The Bank of England has signalled that prolonged Brexit uncertainty will keep interest rates lower for longer.
Policymakers said the UK would avoid falling into recession this year, but warned that Brexit and trade worries were weighing on the economy.
The Bank kept interest rates on hold at 0.75%.
The Monetary Policy Committee (MPC) that sets interest rates also warned that a no-deal Brexit would hit the economy.
Policymakers said it would lead to weaker growth, higher inflation and a further drop in the value of the pound.
However, the Bank stressed that interest rates could move up or down if the UK left the European Union without a deal.
The minutes of the Bank’s September meeting said that policymakers would have to balance raising interest rates to keep a lid on inflation against cutting them to support growth.
How does the Bank see the medium-term outlook?
The UK economy contracted by 0.2% in the three months to June. The Bank expects the economy to expand by 0.2% in the third quarter of this year.
While this is weaker than the 0.3% growth predicted last month, it means the UK is expected to avoid a technical recession, defined as two consecutive quarters of economic decline.
A survey by the Bank showed that consumer spending remained robust, with many families choosing to spend more time in the UK this summer rather than go abroad because of the weaker pound.

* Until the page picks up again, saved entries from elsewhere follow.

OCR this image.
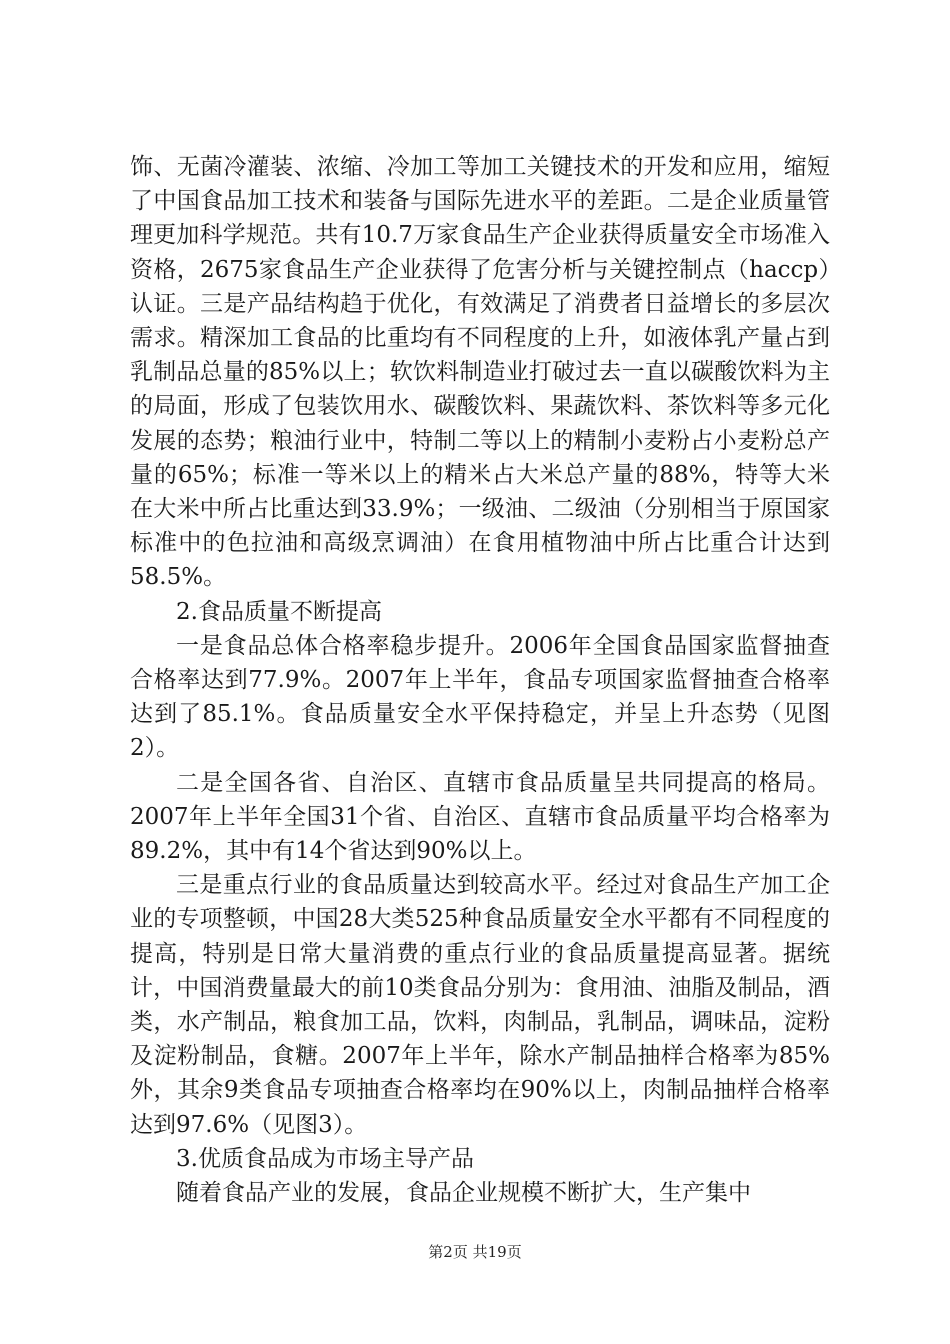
饰、无菌冷灌装、浓缩、冷加工等加工关键技术的开发和应用，缩短了中国食品加工技术和装备与国际先进水平的差距。二是企业质量管理更加科学规范。共有10.7万家食品生产企业获得质量安全市场准入资格，2675家食品生产企业获得了危害分析与关键控制点（haccp）认证。三是产品结构趋于优化，有效满足了消费者日益增长的多层次需求。精深加工食品的比重均有不同程度的上升，如液体乳产量占到乳制品总量的85%以上；软饮料制造业打破过去一直以碳酸饮料为主的局面，形成了包装饮用水、碳酸饮料、果蔬饮料、茶饮料等多元化发展的态势；粮油行业中，特制二等以上的精制小麦粉占小麦粉总产量的65%；标准一等米以上的精米占大米总产量的88%，特等大米在大米中所占比重达到33.9%；一级油、二级油（分别相当于原国家标准中的色拉油和高级烹调油）在食用植物油中所占比重合计达到58.5%。

2.食品质量不断提高

一是食品总体合格率稳步提升。2006年全国食品国家监督抽查合格率达到77.9%。2007年上半年，食品专项国家监督抽查合格率达到了85.1%。食品质量安全水平保持稳定，并呈上升态势（见图2）。

二是全国各省、自治区、直辖市食品质量呈共同提高的格局。2007年上半年全国31个省、自治区、直辖市食品质量平均合格率为89.2%，其中有14个省达到90%以上。

三是重点行业的食品质量达到较高水平。经过对食品生产加工企业的专项整顿，中国28大类525种食品质量安全水平都有不同程度的提高，特别是日常大量消费的重点行业的食品质量提高显著。据统计，中国消费量最大的前10类食品分别为：食用油、油脂及制品，酒类，水产制品，粮食加工品，饮料，肉制品，乳制品，调味品，淀粉及淀粉制品，食糖。2007年上半年，除水产制品抽样合格率为85%外，其余9类食品专项抽查合格率均在90%以上，肉制品抽样合格率达到97.6%（见图3）。

3.优质食品成为市场主导产品

随着食品产业的发展，食品企业规模不断扩大，生产集中

第2页 共19页
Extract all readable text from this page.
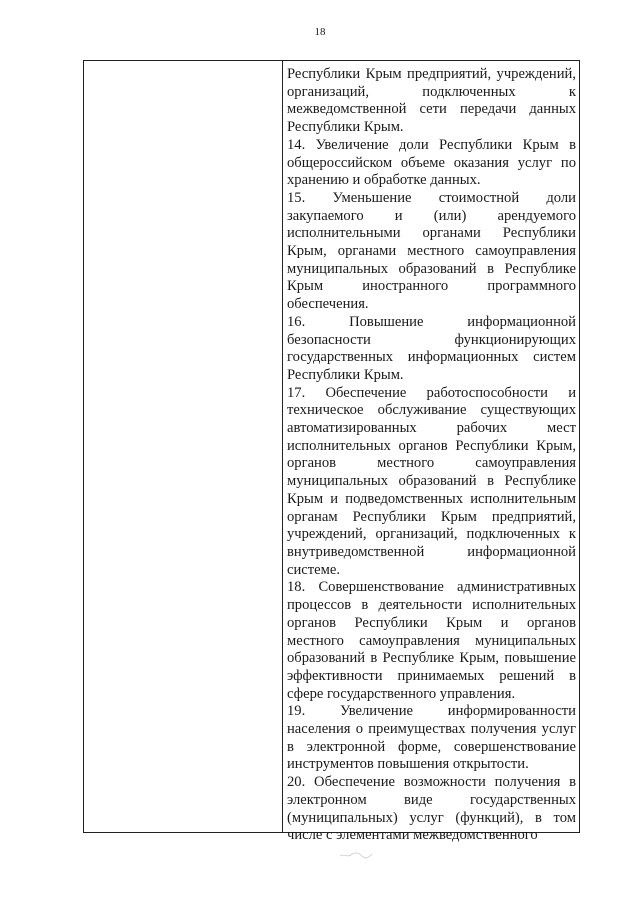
18

Республики Крым предприятий, учреждений, организаций, подключенных к межведомственной сети передачи данных Республики Крым.

14. Увеличение доли Республики Крым в общероссийском объеме оказания услуг по хранению и обработке данных.

15. Уменьшение стоимостной доли закупаемого и (или) арендуемого исполнительными органами Республики Крым, органами местного самоуправления муниципальных образований в Республике Крым иностранного программного обеспечения.

16. Повышение информационной безопасности функционирующих государственных информационных систем Республики Крым.

17. Обеспечение работоспособности и техническое обслуживание существующих автоматизированных рабочих мест исполнительных органов Республики Крым, органов местного самоуправления муниципальных образований в Республике Крым и подведомственных исполнительным органам Республики Крым предприятий, учреждений, организаций, подключенных к внутриведомственной информационной системе.

18. Совершенствование административных процессов в деятельности исполнительных органов Республики Крым и органов местного самоуправления муниципальных образований в Республике Крым, повышение эффективности принимаемых решений в сфере государственного управления.

19. Увеличение информированности населения о преимуществах получения услуг в электронной форме, совершенствование инструментов повышения открытости.

20. Обеспечение возможности получения в электронном виде государственных (муниципальных) услуг (функций), в том числе с элементами межведомственного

It said the increase in “staycations” had boosted spending on restaurants and hotel accommodation.
The Bank also said the government’s decision to inject more money into departments in the latest Spending Review would boost UK growth by around 0.4% over the next three years.
What about Brexit?
The MPC said that the ongoing uncertainty over the UK’s relationship with the EU risked a further period of “entrenched uncertainty”.

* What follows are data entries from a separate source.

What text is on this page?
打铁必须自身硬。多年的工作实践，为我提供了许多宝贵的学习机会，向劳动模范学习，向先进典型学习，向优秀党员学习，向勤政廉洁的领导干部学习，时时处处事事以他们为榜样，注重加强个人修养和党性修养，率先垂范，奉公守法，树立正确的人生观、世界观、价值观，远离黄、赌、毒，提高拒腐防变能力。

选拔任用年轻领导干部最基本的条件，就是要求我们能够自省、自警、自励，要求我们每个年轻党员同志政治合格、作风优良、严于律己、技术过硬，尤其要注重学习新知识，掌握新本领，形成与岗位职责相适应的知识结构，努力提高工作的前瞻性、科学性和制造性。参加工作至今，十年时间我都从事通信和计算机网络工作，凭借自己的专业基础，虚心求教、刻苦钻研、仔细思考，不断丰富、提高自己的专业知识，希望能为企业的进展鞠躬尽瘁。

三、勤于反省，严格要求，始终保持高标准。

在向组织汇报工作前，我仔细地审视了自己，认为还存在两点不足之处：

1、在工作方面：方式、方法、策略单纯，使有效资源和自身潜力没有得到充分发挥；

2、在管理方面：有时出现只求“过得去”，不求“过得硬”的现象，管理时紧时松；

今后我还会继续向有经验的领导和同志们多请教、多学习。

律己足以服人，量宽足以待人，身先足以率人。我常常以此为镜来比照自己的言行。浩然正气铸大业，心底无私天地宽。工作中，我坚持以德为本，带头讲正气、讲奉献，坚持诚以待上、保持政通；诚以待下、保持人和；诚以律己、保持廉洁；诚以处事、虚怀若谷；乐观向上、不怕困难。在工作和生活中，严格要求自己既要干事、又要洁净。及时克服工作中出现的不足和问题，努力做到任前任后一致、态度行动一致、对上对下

They said ongoing uncertainty would lead to weaker growth and less inflationary pressure, reducing the Bank’s need to raise interest rates.
The minutes of the meeting said: “The longer those uncertainties persisted, particularly in an environment of weaker global growth, the more likely it was that demand growth would remain below potential.”
However, policymakers repeated that more clarity that the economy was heading towards a Brexit deal meant that increases in interest rates would be needed over the next three years.